In Fig. 7, we show the number of alive nodes versus simulation time considering the packet authenticity checking method and without checking. We considered two to four attackers in addition to the number of actual source nodes. The graph shows that if the detection method is absent, the nodes lose energy rapidly, which causes shorter network lifetime. The result is plotted for a total of 100 nodes in the network. In this experiment, four to 16 packets per second (pps) were generated by the attackers to drain energy of the nodes. When the packet authentication method is employed, the nodes can detect false packets and by dropping those other intermediate nodes are relieved from the burden of forwarding false reports.

Fig. 7
figure 7

Number of alive nodes vs time for two situations: without packet authentication and with packet authentication (two to four attackers generating bogus packets)

Full size image

As a whole, the efficiency of our protocol is increased with the number of false packets transmitted by the attackers.
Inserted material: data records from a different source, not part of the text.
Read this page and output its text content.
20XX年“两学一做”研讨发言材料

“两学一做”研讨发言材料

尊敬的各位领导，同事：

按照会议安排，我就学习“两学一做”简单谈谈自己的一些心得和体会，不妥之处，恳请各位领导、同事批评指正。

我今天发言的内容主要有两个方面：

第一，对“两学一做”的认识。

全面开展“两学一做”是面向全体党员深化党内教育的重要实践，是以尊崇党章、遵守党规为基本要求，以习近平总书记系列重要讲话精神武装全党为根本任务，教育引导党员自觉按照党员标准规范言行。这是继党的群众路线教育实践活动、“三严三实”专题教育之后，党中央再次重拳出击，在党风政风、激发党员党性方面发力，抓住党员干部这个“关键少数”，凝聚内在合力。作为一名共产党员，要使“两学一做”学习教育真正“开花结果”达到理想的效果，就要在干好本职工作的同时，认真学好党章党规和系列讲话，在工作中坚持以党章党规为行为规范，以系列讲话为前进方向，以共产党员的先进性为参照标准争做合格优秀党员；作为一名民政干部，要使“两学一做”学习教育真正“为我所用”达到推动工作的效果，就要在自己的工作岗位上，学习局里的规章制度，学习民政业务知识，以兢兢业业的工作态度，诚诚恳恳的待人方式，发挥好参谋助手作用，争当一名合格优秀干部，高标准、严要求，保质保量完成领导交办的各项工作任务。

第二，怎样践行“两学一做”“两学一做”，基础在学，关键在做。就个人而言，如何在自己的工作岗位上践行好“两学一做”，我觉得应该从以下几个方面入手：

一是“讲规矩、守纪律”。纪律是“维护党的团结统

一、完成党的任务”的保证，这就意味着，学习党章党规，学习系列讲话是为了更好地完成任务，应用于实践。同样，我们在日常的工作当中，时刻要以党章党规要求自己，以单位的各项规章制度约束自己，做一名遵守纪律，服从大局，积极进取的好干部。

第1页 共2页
The more false packets are tried to be sent by the adversaries, the more gain we have, as those packets cannot travel a long distance towards the base station and thus saves the network from consuming unnecessary energy by extra forwarding or transmission. This is in fact very helpful for the longer lifetime of the network in a heavy flooding attack where the attackers try to inject a huge number of false packets in the network data flow.
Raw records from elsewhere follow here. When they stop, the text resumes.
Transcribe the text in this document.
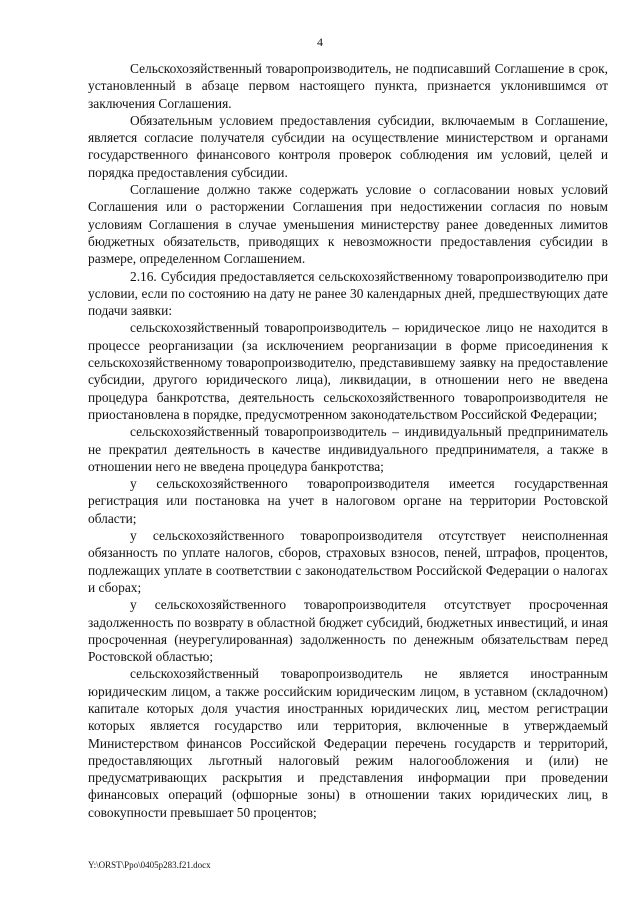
4

Сельскохозяйственный товаропроизводитель, не подписавший Соглашение в срок, установленный в абзаце первом настоящего пункта, признается уклонившимся от заключения Соглашения.

Обязательным условием предоставления субсидии, включаемым в Соглашение, является согласие получателя субсидии на осуществление министерством и органами государственного финансового контроля проверок соблюдения им условий, целей и порядка предоставления субсидии.

Соглашение должно также содержать условие о согласовании новых условий Соглашения или о расторжении Соглашения при недостижении согласия по новым условиям Соглашения в случае уменьшения министерству ранее доведенных лимитов бюджетных обязательств, приводящих к невозможности предоставления субсидии в размере, определенном Соглашением.

2.16. Субсидия предоставляется сельскохозяйственному товаропроизводителю при условии, если по состоянию на дату не ранее 30 календарных дней, предшествующих дате подачи заявки:

сельскохозяйственный товаропроизводитель – юридическое лицо не находится в процессе реорганизации (за исключением реорганизации в форме присоединения к сельскохозяйственному товаропроизводителю, представившему заявку на предоставление субсидии, другого юридического лица), ликвидации, в отношении него не введена процедура банкротства, деятельность сельскохозяйственного товаропроизводителя не приостановлена в порядке, предусмотренном законодательством Российской Федерации;

сельскохозяйственный товаропроизводитель – индивидуальный предприниматель не прекратил деятельность в качестве индивидуального предпринимателя, а также в отношении него не введена процедура банкротства;

у сельскохозяйственного товаропроизводителя имеется государственная регистрация или постановка на учет в налоговом органе на территории Ростовской области;

у сельскохозяйственного товаропроизводителя отсутствует неисполненная обязанность по уплате налогов, сборов, страховых взносов, пеней, штрафов, процентов, подлежащих уплате в соответствии с законодательством Российской Федерации о налогах и сборах;

у сельскохозяйственного товаропроизводителя отсутствует просроченная задолженность по возврату в областной бюджет субсидий, бюджетных инвестиций, и иная просроченная (неурегулированная) задолженность по денежным обязательствам перед Ростовской областью;

сельскохозяйственный товаропроизводитель не является иностранным юридическим лицом, а также российским юридическим лицом, в уставном (складочном) капитале которых доля участия иностранных юридических лиц, местом регистрации которых является государство или территория, включенные в утверждаемый Министерством финансов Российской Федерации перечень государств и территорий, предоставляющих льготный налоговый режим налогообложения и (или) не предусматривающих раскрытия и представления информации при проведении финансовых операций (офшорные зоны) в отношении таких юридических лиц, в совокупности превышает 50 процентов;

Y:\ORST\Ppo\0405p283.f21.docx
6 Conclusions and future works

Dense deployment of sensor nodes is often required to ensure better fidelity of the sensed reports sent from the sensor nodes. In this paper, we considered a dense deployment scenario of wireless sensor network and have proposed an energy-aware routing protocol which ensures data transmission security for the network. According to our design goals, our protocol structures the network in an energy-efficient way in which the base station or the intermediate nodes can detect the presence of falsely injected data and the network is robust enough to node failures. In this paper, in case of security, we have mainly considered the delivery of authenticated and encrypted data from the sensors to the base station. Other security schemes could be built upon our scheme to protect the network from other sorts of attacks. In fact, there is a lot of scope to extend the work further. As an example, it could be an interesting topic to find out an optimal value of the time interval for periodic restructuring of the network so that the maximum longevity of the network could be ensured. This particular problem could be left as an optimization problem, and use of exponential moving average [24] could be a solution. For the simplicity of our work, we have used a fixed time interval in our protocol. Furthermore, this value could be set based on the requirements or the application at hand.